El presidente de México Andrés Manuel López Obrador ha anunciado que el 5 de febrero venidero presentará un paquete de reformas a la Constitución en materia de pensiones, salarios, seguridad, elecciones de jueces, austeridad entre otras modificaciones a la Ley Suprema que pretende impulsar en el siguiente periodo legislativo que se abre el primero de febrero del presente.
Las propuestas de AMLO para modificar la Constitución pondrán en aprietos a la oposición en plena campaña electoral. La medida exhibirá a la oposición en el juego de ofertas políticas en temas muy sensibles y de mucha atención para la población. Con este amago del presidente, las campañas políticas electorales tendrán un extra que llamará la atención a una considerable mayoría de votantes nunca antes vista, pues se moverán temas como el de la pensión al 100% del último sueldo recibido en activo que impulsa el actual gobierno, o aquella que el aumento al salario mínimo sea por mandato constitucional y no mediante un acuerdo tripartita como se viene dando desde hace décadas en nuestro país.
Estos dos temas de interés máximo general arrastrarán los otros temas que, aunque son de mucha importancia, no reviste la importancia del interés individual de las pensiones y salarios. Temas como la guardia nacional, para que de una vez se dé el cambio de suscripción definitiva a las FFAA del país.
El tema de la elección mediante el voto popular de los ministros, magistrados y jueces estará dentro del paquete que mandara el primer lunes de febrero, así como también la puntualización precisa del párrafo que mandata la austeridad republicana donde nadie pueda ganar más que el presidente de la República, algo que le afecta económicamente a los actuales ministros que se asignan un sueldo que integrado rebasa el medio millón de pesos mensuales.
Estos son los temas que ha venido manifestando desde la semana pasada que anunció que no iría a Querétaro este año, lugar donde se acostumbra a conmemorar la Constitución de 1917 que actualmente rige al país. En su lugar, AMLO realizará una ceremonia en el Palacio Nacional para conmemorar la Constitución de 1857 y la entrega del paquete de reformas constitucionales que rondará, según lo mencionó el día de hoy, entre 10 y 20 iniciativas que buscarán reformar la Carta Magna.

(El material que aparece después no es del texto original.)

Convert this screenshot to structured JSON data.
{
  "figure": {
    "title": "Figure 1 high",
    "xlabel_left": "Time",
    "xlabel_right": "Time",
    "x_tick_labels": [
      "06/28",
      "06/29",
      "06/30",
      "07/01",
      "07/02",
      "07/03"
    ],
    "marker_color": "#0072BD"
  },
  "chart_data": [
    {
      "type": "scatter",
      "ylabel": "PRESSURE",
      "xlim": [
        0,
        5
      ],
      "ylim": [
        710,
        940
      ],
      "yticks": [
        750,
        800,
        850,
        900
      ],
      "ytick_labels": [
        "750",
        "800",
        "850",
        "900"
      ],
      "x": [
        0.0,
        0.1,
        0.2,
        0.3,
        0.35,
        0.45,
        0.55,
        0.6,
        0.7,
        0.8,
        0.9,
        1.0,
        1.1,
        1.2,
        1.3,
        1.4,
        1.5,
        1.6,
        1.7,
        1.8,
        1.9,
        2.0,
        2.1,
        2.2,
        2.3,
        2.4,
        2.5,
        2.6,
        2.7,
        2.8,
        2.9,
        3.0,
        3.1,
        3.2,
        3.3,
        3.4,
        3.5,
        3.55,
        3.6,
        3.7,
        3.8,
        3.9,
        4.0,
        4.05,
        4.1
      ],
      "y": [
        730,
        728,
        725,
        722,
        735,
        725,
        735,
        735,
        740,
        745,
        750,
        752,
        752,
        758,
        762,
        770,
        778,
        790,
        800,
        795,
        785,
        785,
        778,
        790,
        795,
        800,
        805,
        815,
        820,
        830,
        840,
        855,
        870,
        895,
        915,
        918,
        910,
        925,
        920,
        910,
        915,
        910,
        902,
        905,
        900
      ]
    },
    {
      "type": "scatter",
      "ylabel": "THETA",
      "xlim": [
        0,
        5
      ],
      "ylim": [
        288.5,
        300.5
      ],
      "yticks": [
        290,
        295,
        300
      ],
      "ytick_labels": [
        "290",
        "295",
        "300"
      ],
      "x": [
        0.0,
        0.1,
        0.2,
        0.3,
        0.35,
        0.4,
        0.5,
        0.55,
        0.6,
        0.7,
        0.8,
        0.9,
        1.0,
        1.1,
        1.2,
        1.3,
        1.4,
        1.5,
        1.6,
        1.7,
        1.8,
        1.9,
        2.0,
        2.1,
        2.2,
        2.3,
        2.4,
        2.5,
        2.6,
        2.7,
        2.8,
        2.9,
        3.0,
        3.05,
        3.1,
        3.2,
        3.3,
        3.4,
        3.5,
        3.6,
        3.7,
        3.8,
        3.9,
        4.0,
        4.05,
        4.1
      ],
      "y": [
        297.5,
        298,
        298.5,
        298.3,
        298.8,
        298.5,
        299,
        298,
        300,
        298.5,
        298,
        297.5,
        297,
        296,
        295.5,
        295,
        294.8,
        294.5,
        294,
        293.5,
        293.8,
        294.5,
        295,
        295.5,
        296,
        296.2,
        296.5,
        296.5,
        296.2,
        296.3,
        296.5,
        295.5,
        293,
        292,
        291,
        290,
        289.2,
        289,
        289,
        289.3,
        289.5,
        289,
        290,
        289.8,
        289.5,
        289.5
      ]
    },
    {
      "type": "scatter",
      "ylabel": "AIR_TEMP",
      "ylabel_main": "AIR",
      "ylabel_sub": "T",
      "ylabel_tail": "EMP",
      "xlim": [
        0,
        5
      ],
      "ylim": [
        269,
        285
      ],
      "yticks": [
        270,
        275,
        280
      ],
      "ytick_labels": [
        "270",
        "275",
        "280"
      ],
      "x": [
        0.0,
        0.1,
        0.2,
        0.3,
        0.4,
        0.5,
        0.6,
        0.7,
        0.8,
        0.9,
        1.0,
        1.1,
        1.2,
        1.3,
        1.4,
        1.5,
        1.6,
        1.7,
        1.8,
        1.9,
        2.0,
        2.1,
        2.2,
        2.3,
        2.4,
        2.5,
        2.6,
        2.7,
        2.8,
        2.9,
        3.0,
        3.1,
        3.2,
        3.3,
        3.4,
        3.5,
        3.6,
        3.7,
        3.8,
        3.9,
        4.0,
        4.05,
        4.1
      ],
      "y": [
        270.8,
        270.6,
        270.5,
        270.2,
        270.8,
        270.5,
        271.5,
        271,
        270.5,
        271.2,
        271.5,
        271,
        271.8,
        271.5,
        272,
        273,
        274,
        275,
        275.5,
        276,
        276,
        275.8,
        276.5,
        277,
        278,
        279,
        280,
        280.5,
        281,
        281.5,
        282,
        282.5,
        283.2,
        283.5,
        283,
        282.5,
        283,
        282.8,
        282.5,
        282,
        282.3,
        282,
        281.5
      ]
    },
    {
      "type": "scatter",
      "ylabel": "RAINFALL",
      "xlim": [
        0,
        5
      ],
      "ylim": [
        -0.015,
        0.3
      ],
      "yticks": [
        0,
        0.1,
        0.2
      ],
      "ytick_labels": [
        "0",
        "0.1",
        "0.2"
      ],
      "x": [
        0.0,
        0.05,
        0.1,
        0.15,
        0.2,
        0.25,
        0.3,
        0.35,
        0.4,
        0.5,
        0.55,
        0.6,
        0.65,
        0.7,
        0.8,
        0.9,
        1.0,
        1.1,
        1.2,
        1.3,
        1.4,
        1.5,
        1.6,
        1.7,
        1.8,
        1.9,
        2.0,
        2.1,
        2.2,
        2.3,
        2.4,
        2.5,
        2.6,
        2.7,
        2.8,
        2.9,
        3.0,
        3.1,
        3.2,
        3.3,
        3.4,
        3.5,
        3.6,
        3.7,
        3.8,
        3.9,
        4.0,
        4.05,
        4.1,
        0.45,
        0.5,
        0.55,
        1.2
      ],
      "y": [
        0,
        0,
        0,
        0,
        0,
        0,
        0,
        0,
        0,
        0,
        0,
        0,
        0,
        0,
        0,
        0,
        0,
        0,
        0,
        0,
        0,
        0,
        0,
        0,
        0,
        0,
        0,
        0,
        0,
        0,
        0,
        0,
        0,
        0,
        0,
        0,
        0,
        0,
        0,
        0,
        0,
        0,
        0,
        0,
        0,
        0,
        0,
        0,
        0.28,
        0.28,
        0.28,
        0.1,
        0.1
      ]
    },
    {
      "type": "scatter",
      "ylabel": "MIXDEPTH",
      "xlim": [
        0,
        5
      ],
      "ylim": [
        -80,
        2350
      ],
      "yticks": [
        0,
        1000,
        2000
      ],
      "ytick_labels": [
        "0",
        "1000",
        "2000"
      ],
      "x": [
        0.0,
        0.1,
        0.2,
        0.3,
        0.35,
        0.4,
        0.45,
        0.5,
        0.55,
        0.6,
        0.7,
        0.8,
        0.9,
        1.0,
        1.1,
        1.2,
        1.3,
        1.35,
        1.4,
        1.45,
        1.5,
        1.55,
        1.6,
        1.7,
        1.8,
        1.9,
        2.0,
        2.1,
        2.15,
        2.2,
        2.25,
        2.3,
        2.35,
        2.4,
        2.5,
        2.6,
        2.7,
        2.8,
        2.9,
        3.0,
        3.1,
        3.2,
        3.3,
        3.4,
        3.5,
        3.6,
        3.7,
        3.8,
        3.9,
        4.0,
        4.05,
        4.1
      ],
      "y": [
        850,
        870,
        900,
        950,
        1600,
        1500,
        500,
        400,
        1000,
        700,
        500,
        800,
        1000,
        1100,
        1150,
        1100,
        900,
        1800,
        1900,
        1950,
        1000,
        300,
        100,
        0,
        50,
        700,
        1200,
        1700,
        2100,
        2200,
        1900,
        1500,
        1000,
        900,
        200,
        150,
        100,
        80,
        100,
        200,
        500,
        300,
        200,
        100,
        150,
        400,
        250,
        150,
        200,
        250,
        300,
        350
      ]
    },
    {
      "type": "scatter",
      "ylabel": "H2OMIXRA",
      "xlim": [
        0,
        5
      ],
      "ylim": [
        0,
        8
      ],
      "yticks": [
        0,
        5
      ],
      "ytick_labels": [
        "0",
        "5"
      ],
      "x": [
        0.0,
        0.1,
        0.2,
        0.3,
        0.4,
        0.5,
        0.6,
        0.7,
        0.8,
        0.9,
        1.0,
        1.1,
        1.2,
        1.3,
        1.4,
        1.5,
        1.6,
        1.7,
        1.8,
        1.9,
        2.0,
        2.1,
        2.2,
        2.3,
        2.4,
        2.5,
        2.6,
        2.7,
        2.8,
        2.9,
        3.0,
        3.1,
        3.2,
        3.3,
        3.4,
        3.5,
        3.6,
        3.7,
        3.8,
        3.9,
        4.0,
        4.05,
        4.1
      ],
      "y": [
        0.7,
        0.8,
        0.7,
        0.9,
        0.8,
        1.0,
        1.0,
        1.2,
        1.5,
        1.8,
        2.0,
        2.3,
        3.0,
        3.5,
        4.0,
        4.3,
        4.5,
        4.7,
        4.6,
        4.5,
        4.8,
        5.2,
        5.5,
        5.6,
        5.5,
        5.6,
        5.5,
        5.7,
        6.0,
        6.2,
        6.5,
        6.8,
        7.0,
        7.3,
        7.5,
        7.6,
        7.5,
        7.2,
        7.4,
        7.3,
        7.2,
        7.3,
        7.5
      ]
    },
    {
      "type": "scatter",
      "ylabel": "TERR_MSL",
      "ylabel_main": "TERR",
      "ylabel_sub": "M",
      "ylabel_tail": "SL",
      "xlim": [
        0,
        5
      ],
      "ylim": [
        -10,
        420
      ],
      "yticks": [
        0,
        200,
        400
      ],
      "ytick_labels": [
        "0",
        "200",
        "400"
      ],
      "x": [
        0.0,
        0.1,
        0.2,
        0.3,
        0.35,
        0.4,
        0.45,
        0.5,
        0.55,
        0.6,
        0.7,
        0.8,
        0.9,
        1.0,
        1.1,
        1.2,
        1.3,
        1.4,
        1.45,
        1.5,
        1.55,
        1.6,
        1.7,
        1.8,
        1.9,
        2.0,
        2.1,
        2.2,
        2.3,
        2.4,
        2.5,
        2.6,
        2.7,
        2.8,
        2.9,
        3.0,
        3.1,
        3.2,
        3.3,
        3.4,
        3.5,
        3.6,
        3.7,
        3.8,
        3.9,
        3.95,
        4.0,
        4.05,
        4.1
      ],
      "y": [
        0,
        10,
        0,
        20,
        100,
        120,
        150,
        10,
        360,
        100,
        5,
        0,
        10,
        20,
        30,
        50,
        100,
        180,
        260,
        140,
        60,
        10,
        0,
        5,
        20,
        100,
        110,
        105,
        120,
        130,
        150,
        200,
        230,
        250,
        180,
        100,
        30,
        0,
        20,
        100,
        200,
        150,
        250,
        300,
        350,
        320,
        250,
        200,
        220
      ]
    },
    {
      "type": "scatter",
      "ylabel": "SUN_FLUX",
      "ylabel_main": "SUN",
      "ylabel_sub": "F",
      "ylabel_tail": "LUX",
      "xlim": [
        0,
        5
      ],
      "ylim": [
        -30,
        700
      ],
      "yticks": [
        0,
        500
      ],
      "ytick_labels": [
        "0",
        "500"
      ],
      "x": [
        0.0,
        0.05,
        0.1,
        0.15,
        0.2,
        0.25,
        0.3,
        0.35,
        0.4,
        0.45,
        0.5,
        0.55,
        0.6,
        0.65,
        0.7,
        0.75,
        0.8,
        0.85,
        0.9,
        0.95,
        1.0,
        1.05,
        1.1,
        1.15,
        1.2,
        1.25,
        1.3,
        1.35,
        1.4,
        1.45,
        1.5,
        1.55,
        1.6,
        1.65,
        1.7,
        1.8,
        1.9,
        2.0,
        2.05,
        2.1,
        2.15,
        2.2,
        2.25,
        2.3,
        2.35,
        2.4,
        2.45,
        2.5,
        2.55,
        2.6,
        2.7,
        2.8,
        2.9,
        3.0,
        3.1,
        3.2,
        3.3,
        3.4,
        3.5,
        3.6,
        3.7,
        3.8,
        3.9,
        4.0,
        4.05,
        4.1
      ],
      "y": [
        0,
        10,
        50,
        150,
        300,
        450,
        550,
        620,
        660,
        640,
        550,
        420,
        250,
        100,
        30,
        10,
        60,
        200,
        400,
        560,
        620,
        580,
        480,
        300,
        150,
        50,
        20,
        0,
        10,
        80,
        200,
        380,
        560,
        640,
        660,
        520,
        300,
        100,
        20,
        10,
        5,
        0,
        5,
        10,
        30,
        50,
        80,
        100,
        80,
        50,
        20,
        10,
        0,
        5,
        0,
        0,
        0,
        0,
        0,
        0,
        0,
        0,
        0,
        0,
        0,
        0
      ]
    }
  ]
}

El día de hoy dijo que volverá a presentar iniciativas de reforma que ya han sido rechazadas por el Congreso y en una segunda instancia, las que sí han pasado del Congreso, por la Suprema Corte de Justicia de la Nación, porque, dijo, «no quiero que el día de mañana se eche a perder la guardia nacional, se corrompa, que pase lo mismo que sucedió con la policía federal, y me reprochen ¿y porqué no insistió?, ¡Claro que voy a insistir! Qué no quede de una duda.. ese día las presentó todas. Las estoy trabajando en varios equipos y ese día se presentan formalmente. Van a ser alrededor de 10 o pueden ser 20».
Velada amenaza a empresarios dicen analista y voceros
Con este movimiento obradorista se abre otro frente de golpeteo con la oposición oligárquica que ven en estas medidas un duro golpe a los ingresos de los grandes empresarios, pues consideran lesivo para ellos el aumento a los salarios y las pensiones al 100% del sueldo final del trabajador activo.
Analistas políticos y financieros a la orden del empresariado, ya han calificado esta medida de populista con la intención de obtener votos masivos de la clase trabajadora. Las iniciativas legislativas que presentará AMLO a principios del siguiente mes, son vistas por estos analistas como «una estrategia de psicología inversa» en la que AMLO gane derrotado, porque asumen que a AMLO y a Morena no le alcanzarán los votos en el Congreso de la Unión y lo que se esperaría un derrota que cargue a cuestas la oposición al rechazar las iniciativas presidenciales.
Según la opinión de voceros «expertos» en materia financiera dicen que no hay capacidad financiera en el país para pagar la pensión al último sueldo en activo porque ya el presupuesto está al límite con lo ya destinado a las pensiones del programa estatal «Bienestar» (2 billones de pesos) y que con la reforma subirá 300 millones más, lo que hace una estrategia errónea que busca engañar al electorado.